Старая песня! Неужели до сих пор кто-то может этому поверить?
- Враки! - говорю. - Как же могут они Москву взять, когда по всей
Германии траур объявлен по случаю разгрома под Сталинградом? И Ленинград
стоит. Нечем им взять Ленинград, лучшие их армии на Волге побиты. Да и
никогда я не поверю, чтоб Ленинград мы сдали. Весь народ вместе с армией
будет стоять за Ленинград, как в прошлом году стояли за Москву.
- Он еще говорит, будто армия наша разбегается, в стране беспорядки.
Призывает идти в Россию с немецкой армией порядки наводить.
- Они потому и призывают нас в свою армию, что своих солдат не хватает.
Посмотрите, кто лагерь охраняет - хромые, старичье, которым бы дома сидеть
да пиво тянуть.
Говорил я то, что сам думал, в чем убежден был больше всего на свете.

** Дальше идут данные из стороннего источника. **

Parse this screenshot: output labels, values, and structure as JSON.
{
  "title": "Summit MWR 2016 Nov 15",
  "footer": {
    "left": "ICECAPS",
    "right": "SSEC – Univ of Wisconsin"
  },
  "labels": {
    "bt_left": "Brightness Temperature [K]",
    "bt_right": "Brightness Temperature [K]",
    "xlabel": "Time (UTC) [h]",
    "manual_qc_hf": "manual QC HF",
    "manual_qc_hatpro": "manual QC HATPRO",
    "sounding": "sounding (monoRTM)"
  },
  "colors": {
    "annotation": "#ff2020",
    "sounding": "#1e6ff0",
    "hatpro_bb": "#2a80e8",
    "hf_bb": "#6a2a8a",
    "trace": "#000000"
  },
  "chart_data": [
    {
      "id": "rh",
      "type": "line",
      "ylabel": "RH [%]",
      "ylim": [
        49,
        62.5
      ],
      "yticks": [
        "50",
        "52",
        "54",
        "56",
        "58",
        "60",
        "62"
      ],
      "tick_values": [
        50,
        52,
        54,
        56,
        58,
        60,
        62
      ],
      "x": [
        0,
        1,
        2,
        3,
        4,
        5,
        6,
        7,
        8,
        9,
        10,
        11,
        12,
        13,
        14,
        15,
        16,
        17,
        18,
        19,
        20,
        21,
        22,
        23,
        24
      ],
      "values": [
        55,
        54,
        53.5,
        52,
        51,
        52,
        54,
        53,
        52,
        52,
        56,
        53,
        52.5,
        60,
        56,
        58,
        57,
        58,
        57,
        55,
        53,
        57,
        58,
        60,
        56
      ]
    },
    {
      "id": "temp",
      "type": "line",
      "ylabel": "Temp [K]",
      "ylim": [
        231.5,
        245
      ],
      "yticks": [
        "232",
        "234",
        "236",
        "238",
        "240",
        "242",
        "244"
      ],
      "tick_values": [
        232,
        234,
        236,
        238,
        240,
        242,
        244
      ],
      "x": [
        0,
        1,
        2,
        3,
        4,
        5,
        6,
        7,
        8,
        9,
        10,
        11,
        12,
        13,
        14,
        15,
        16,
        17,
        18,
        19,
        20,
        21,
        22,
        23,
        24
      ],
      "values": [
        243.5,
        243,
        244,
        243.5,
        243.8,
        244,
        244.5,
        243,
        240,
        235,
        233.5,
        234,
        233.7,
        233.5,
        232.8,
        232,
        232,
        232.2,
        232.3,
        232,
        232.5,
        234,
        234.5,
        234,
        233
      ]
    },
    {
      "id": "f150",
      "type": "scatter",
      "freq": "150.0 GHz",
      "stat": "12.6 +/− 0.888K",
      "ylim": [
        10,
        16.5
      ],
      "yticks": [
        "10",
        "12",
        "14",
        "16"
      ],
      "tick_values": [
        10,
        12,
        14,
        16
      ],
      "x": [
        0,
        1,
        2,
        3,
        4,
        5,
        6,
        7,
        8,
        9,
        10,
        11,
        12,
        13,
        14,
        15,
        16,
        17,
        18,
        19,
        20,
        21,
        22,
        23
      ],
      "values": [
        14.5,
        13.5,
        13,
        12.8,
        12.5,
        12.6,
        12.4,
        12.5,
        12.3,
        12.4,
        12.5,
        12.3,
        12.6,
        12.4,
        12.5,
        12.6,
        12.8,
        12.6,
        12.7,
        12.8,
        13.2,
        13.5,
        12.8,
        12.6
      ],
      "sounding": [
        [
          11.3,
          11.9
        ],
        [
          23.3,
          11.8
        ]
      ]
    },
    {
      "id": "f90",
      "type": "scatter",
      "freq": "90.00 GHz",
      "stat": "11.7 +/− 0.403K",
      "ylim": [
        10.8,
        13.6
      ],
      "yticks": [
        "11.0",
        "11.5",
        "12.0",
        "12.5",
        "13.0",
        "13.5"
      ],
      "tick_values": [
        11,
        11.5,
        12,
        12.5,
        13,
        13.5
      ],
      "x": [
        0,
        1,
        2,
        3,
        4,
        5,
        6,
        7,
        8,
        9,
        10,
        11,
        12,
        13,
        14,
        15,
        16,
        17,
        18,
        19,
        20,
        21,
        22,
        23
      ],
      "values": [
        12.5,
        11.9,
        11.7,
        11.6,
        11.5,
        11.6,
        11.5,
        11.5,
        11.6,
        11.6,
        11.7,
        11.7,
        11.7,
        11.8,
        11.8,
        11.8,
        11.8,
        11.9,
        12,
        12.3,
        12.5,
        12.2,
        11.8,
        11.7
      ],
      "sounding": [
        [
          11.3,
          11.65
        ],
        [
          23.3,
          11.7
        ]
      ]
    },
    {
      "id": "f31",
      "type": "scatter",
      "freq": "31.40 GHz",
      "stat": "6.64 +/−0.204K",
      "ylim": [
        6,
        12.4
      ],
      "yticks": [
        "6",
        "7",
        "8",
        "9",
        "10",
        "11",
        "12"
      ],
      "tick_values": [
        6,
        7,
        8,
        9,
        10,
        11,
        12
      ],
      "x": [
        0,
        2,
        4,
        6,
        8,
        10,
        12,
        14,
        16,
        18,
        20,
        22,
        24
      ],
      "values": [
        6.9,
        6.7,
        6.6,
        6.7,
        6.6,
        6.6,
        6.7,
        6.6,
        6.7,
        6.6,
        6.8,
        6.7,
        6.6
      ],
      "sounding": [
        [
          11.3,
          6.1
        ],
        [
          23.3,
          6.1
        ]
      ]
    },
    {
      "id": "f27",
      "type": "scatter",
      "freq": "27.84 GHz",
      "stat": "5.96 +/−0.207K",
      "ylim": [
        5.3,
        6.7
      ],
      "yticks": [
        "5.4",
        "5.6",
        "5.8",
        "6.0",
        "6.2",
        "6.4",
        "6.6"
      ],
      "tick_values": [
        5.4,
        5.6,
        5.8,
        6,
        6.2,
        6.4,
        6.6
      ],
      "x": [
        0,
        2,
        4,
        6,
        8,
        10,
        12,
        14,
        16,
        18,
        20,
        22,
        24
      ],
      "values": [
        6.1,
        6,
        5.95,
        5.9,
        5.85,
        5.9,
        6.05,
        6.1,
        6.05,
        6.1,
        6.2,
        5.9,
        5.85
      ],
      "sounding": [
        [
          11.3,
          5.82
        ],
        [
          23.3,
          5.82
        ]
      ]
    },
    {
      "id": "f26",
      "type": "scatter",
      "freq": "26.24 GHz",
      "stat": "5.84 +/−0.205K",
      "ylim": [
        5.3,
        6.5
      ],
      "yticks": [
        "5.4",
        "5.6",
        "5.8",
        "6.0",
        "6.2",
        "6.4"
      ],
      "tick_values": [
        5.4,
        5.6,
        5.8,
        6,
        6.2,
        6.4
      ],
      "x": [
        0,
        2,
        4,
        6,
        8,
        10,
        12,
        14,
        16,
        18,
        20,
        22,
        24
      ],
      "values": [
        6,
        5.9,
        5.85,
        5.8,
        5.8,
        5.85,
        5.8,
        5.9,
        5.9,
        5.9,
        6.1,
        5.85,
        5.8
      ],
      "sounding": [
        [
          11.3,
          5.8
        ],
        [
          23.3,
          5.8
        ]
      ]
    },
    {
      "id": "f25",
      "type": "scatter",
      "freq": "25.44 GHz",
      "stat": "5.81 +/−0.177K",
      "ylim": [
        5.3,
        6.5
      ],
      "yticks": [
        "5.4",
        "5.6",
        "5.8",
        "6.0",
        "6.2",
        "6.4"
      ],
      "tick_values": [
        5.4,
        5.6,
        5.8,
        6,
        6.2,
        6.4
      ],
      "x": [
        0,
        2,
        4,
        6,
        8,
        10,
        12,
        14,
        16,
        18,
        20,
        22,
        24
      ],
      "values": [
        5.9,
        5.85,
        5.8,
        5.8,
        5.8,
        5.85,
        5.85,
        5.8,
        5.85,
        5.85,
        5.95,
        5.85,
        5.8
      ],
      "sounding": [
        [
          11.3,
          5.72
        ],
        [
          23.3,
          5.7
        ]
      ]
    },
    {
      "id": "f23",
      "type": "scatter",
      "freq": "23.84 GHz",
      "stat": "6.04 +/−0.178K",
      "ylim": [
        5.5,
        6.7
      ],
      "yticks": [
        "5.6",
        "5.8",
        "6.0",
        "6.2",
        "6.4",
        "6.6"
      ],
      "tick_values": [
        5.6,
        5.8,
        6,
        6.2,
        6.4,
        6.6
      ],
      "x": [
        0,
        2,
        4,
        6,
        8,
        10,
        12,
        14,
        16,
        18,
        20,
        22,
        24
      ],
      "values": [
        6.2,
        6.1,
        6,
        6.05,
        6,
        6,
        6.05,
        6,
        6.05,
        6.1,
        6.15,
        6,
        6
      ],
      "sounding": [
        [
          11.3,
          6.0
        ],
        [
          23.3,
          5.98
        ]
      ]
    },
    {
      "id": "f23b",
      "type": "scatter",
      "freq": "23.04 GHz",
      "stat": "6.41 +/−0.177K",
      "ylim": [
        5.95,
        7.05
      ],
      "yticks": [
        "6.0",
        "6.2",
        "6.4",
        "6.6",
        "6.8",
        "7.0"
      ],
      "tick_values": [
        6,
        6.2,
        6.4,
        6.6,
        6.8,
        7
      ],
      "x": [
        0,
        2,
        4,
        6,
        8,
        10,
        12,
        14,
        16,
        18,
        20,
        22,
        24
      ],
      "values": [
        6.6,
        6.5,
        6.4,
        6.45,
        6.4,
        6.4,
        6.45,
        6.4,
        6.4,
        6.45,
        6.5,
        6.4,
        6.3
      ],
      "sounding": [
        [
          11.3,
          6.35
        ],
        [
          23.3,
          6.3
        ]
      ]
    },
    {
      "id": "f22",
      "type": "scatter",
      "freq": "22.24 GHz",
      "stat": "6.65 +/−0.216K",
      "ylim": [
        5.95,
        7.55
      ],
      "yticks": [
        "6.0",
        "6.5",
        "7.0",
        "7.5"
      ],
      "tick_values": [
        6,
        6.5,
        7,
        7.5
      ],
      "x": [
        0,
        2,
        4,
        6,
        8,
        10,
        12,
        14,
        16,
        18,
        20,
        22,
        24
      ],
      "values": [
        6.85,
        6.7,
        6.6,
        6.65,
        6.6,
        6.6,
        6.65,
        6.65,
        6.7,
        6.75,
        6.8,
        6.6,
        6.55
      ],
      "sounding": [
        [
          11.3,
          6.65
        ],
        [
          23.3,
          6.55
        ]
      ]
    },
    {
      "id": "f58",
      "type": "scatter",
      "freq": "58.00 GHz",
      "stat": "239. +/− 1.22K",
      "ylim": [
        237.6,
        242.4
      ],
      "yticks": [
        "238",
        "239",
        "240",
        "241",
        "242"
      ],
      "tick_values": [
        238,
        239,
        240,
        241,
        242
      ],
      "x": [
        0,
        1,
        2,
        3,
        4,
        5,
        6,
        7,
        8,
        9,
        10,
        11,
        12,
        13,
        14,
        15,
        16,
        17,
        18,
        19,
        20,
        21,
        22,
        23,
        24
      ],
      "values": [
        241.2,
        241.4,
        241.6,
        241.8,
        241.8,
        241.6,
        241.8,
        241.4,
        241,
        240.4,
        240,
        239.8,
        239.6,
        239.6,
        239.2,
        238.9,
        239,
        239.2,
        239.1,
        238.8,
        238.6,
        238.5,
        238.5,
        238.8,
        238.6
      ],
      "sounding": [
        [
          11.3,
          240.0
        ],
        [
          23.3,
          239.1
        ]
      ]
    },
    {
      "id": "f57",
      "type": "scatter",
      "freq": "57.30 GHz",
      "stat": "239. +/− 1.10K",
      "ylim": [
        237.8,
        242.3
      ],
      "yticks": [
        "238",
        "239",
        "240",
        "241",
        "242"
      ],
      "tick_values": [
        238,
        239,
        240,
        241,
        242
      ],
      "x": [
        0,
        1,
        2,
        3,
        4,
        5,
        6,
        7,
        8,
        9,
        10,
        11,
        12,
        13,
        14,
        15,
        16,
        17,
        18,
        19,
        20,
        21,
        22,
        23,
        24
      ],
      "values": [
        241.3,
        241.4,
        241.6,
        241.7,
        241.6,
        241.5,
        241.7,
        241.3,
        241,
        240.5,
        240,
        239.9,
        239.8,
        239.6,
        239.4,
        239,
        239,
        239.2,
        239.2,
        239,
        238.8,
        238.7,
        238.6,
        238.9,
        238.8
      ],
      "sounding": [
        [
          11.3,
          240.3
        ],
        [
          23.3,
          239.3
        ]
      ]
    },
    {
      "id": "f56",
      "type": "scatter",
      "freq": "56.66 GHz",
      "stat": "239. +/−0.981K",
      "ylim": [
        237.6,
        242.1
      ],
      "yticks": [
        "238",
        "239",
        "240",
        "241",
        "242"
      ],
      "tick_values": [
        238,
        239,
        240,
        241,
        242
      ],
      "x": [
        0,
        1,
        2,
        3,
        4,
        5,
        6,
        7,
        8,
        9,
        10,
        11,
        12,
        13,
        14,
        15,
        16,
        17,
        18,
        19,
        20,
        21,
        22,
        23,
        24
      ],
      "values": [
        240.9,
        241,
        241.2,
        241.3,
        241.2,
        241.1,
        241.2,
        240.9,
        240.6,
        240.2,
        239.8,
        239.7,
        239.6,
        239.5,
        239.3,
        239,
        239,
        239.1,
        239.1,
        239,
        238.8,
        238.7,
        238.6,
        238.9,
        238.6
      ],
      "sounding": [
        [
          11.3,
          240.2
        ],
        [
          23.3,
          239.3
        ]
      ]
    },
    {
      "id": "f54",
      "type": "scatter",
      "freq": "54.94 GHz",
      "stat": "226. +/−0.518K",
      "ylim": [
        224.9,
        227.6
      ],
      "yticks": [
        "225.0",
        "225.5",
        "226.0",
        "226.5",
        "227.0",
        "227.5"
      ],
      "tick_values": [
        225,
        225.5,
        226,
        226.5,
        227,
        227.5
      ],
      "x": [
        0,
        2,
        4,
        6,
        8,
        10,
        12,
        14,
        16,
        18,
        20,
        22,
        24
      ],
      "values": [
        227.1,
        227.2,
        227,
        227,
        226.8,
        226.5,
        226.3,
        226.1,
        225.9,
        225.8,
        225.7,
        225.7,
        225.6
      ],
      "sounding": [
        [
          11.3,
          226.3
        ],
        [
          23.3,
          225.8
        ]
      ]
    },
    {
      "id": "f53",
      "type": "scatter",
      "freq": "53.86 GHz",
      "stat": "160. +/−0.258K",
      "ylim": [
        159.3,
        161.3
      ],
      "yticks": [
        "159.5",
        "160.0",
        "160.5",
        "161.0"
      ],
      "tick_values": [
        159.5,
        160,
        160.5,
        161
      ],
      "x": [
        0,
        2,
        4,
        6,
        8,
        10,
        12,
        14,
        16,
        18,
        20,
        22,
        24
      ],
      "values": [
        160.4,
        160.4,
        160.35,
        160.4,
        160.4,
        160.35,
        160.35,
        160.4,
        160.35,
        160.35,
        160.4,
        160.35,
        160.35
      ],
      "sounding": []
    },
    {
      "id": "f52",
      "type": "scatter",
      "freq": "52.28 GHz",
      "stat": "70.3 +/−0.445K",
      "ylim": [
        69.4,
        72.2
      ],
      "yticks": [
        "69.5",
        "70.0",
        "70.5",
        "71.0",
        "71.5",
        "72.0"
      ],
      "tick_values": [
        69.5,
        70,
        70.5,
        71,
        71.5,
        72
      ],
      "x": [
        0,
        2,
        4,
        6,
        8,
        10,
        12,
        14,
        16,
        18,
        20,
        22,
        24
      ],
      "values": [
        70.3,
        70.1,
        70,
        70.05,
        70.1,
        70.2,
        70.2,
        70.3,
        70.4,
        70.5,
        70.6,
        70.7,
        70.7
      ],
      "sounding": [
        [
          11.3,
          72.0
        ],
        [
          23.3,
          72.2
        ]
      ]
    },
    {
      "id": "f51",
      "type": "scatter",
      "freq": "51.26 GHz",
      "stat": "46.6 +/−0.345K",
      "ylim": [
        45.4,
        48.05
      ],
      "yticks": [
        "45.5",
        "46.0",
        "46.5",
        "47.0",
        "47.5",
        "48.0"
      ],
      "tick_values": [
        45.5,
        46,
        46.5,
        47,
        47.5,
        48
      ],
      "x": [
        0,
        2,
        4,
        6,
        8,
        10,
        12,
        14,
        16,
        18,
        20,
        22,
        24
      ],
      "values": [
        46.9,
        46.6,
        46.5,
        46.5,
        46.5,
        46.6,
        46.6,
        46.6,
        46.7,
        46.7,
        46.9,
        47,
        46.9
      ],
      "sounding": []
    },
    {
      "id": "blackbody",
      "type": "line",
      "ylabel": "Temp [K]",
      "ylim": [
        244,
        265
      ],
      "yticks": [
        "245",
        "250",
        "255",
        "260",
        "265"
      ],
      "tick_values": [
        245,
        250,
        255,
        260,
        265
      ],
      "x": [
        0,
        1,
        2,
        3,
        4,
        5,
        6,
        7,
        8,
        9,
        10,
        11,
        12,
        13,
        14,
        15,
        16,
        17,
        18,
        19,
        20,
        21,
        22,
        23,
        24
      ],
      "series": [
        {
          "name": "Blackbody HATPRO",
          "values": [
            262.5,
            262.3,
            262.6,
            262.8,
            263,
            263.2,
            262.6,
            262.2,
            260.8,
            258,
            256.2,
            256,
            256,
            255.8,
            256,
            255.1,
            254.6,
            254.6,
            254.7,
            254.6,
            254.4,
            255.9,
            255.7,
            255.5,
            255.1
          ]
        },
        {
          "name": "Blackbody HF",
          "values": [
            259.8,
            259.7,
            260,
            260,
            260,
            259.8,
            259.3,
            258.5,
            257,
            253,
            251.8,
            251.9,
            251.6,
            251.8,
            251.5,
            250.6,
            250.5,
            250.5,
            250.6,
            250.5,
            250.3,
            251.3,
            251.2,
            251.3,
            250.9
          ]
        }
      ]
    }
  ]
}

А
что я им еще мог сказать? Ведь у меня тоже никаких точных сведений не было.
Так, наблюдал, как немцы себя ведут, прислушивался, кто что скажет, и
сердцем отбирал то, что считал правдой.
Вот и тогда говорил:
- Давайте лучше поможем нашей армии в борьбе с фашизмом. Ведь мы все
солдаты...
Неуверенные голоса:
- Что мы можем сделать? Держат нас здесь, как скотину!
- Как что сделать?! Многое можем сделать. Из лагеря выводят на работу -
при первой же возможности разбегаться. Разбегаться в одиночку и мелкими
группами. А по пути все уничтожать, что можно: мосты, железнодорожные пути,
скирды хлеба, сено. Пусть фашистские головорезы получают на фронте "добрые
вести" из дома.
Я говорил тогда жарко и видел, как оживают глаза сидящих на полу худых,
грязных, оборванных людей.
- Только, братцы, - просил я, - не вставайте на путь измены! Это, даже
если и Родина вам когда-нибудь простит, сами себе не простите, совесть
замучает...
Через несколько дней за мной пришел немецкий солдат. Меня провожают
десятки пар доброжелательных глаз. Услышал вдогонку:
- Доносчика найдем и мешком накроем. Не сомневайтесь, Иван Иванович.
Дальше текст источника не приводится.